Noch gute Stimmung im E-Handwerk

Die elektro- und informationstechnischen Handwerksbetriebe in Deutschland sind mit der Geschäftsentwicklung im vergangenen Halbjahr sehr zufrieden, sehen aber nicht ganz so optimistisch in die Zukunft.

Das E-Handwerk ist mit der Geschäftsentwicklung im vergangenen Halbjahr sehr zufrieden. Foto: Aktion Modernes Handwerk

Noch gute Stimmung im E-Handwerk

Der Geschäftsklimaindex für das letzte Halbjahr kletterte auf 74 Punkte und erreichte damit einen neuen Höchststand. In der Einschätzung der Konjunkturlage haben sich Ost und West in den vergangenen Jahren kontinuierlich angeglichen. Allerdings stellt sich die Beschäftigten- und die Auftragsentwicklung in den alten Bundesländern immer noch besser dar als in den neuen.

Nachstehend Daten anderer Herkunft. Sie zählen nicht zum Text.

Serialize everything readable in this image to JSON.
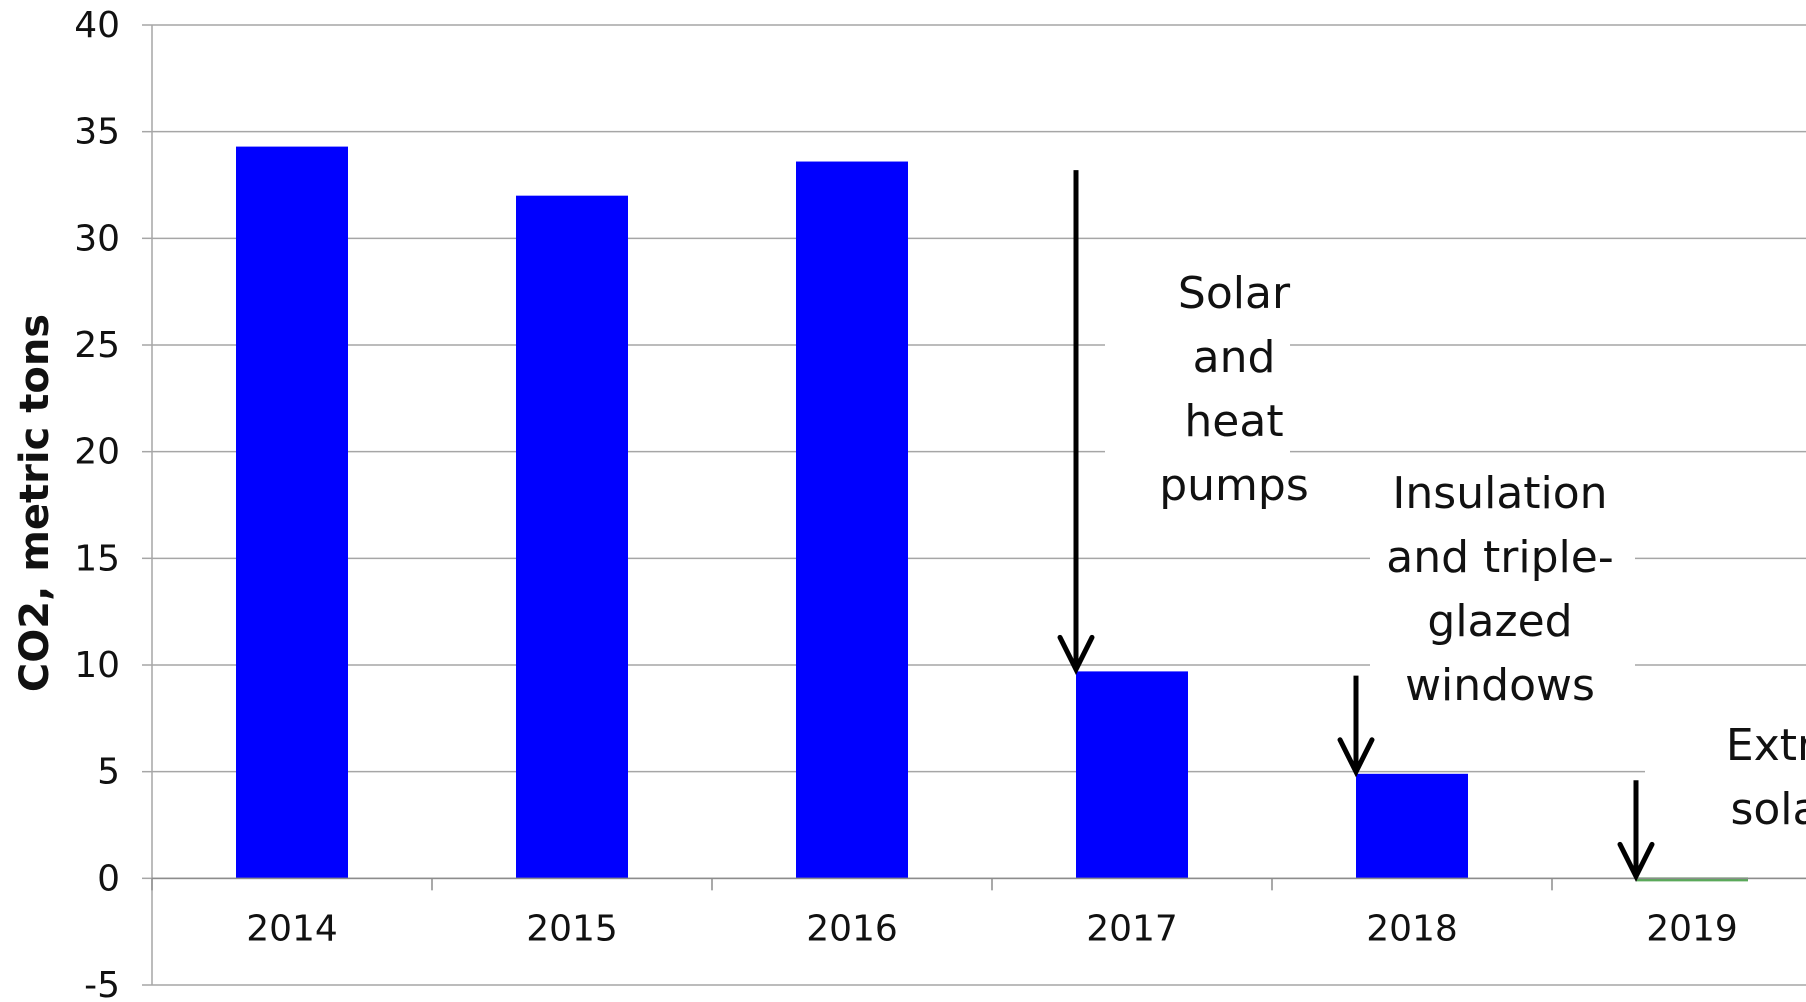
{
  "chart_data": {
    "type": "bar",
    "categories": [
      "2014",
      "2015",
      "2016",
      "2017",
      "2018",
      "2019"
    ],
    "values": [
      34.3,
      32.0,
      33.6,
      9.7,
      4.9,
      0.0
    ],
    "ylabel": "CO2, metric tons",
    "ylim": [
      -5,
      40
    ],
    "yticks": [
      -5,
      0,
      5,
      10,
      15,
      20,
      25,
      30,
      35,
      40
    ],
    "grid": true,
    "colors": {
      "bar": "#0000ff",
      "zero_bar": "#5aa95a",
      "grid": "#a6a6a6",
      "arrow": "#000000"
    },
    "annotations": [
      {
        "category": "2017",
        "lines": [
          "Solar",
          "and",
          "heat",
          "pumps"
        ],
        "arrow_from": 33.2,
        "arrow_to": 9.7
      },
      {
        "category": "2018",
        "lines": [
          "Insulation",
          "and triple-",
          "glazed",
          "windows"
        ],
        "arrow_from": 9.5,
        "arrow_to": 4.9
      },
      {
        "category": "2019",
        "lines": [
          "Extra",
          "solar"
        ],
        "arrow_from": 4.6,
        "arrow_to": 0.0
      }
    ]
  }
}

Vor dem Hintergrund der Berichterstattung über die Finanzkrise ist der Index für die Perspektiven auf die künftige Geschäftsentwicklung gefallen, die Erwartungen für das kommende Halbjahr sind leicht gesunken. Laut ZVEH sei dies aber angesichts des hohen Werts für die gegenwärtige Geschäftsentwicklung nicht verwunderlich. Bemerkenswert sei aber, dass die Zahl derer, die mit einer Verbesserung rechnen, immer noch größer sei als die Zahl derjenigen, die sich auf eine Verschlechterung einstellen (12,7 zu 9,8 Prozent). 77 Prozent der Befragten erwarten keine Veränderung.

Preise gestiegen

Auch die Beschäftigtenlage wird von den Betrieben positiv beurteilt, sowohl was die Gegenwart als auch, was die Zukunft angeht. Betriebe mit mehr Beschäftigten schätzen die Situation dabei besser ein als Betriebe mit weniger Beschäftigten. Kleinstbetriebe beurteilen die Zukunftslage etwas schlechter als größere Unternehmen. Aktuell scheint die Auftragslage aber noch sehr günstig zu sein: Mehr als jeder zweite Betrieb berichtet von einem Auftragsbestand von mehr als vier Wochen. Im Vergleich zum Herbst 2010 hätten die Aufträge von Privatkunden deutlich zugenommen, aber auch die gewerbliche Wirtschaft vergebe wieder mehr Aufträge. Dabei spielten Aufträge von Wohnungsbaugesellschaften und gewerblichen Auftraggebern im Osten eine wichtigere Rolle, im Westen gelte dies für Privatkunden. Von der Öffentlichen Hand kämen wenig Impulse.

Mehr als drei Viertel der E-Handwerksbetriebe berichten, dass die Einkaufspreise in den vergangenen sechs Monaten gestiegen seien. 30 Prozent meldeten, dass sie höhere Angebots- und Verkaufspreise am Markt durchsetzen konnten. Gestiegene Umsätze verzeichneten 35 Prozent der Betriebe im Handwerksbereich, gegenüber 13 Prozent im Handel.